The Edwardian age was rampant with personal adornment and self bodily glorification demonstrated in the wearing of rivières, lavalieres suspended from delicate hand-made platinum chains, fringe necklaces, dog collar chokers accentuated by multi-strands of pearls, seed pearl sautoirs, jeweled tassels and circular pendants mounted with gems or hand painted guilloché-enamels. Excessive wearing of brooches and pins was preferred, attached from shoulder to waist, accentuated by a pair of dripping earrings set with garlands of pearls and diamonds.

While the women of the times were bedecked, the men also had their fun in imitation of Edward VII. Ties and cravats were bejeweled with stickpins, cuff links were mounted with colored stones such as aquamarine, topaz, garnet, quartz and amethyst, depending on the color and style of shirt and pocket watches sported fob and medal-like attachments. Men wore diamond, ruby and sapphire gypsy rings while seal rings were engraved in gold or carved from carnelian, bloodstone or chalcedony with family crest intaglios.

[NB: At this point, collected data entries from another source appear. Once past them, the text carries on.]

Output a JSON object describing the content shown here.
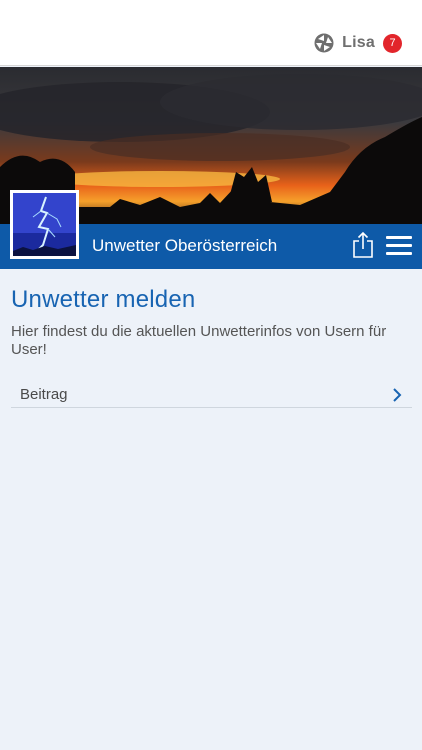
{
  "header": {
    "user_name": "Lisa",
    "notification_count": "7",
    "logo_icon": "app-logo-icon"
  },
  "group": {
    "title": "Unwetter Oberösterreich",
    "share_icon": "share-icon",
    "menu_icon": "hamburger-menu-icon",
    "accent_color": "#0e5aa8"
  },
  "page": {
    "title": "Unwetter melden",
    "description": "Hier findest du die aktuellen Unwetterinfos von Usern für User!"
  },
  "list": {
    "items": [
      {
        "label": "Beitrag",
        "icon": "chevron-right-icon"
      }
    ]
  },
  "colors": {
    "background": "#edf2f9",
    "title": "#1864b2",
    "badge": "#e2252b"
  }
}
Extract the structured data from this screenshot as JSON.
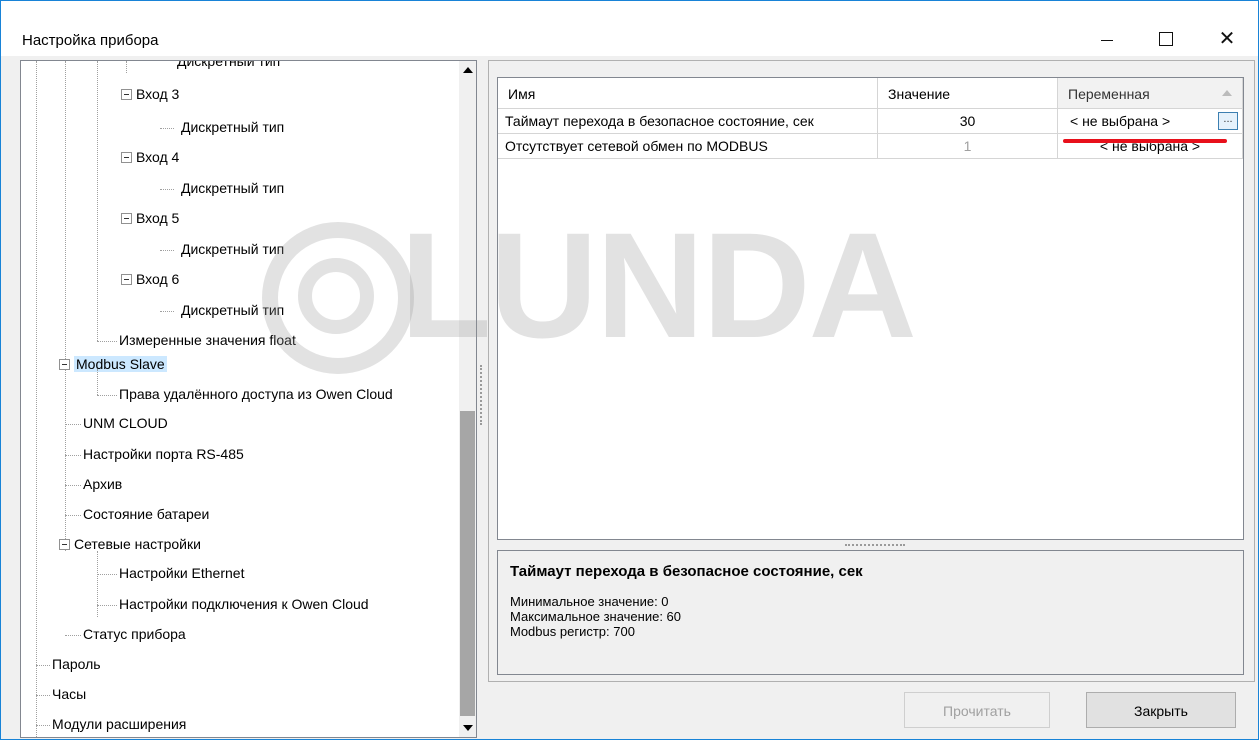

Decadent gift givers, the Edwardians indulged lavish tastes with hand engraved sterling silver or gold cigarette cases with fine guilloché enamel accentuated with rose-cut diamonds and cabochon rubies, emeralds or sapphires in garland motifs. Also high on the gift-giving list were parasol handles, walking canes, picture frames, card cases, scent bottles, fans, gemstone carvings and jeweled clocks. But the finest work was executed by was Carl Fabergé who delighted everyone with his lifelike gem carvings, realistic enameling and his intricately breathtaking Fabergé eggs.

Epitomizing Edwardian debauchery, the sinking of the Titanic shook the foundations of human consciousness as the upper echelons of society reappraised social morality. The final nail in the coffin was WWII and the loss of 10 million lives, which spared little emotion on the losses of the ephemeral ruling classes. The grim reality of war wiped those carefree days off the calendar as high society turned the corner of a new century.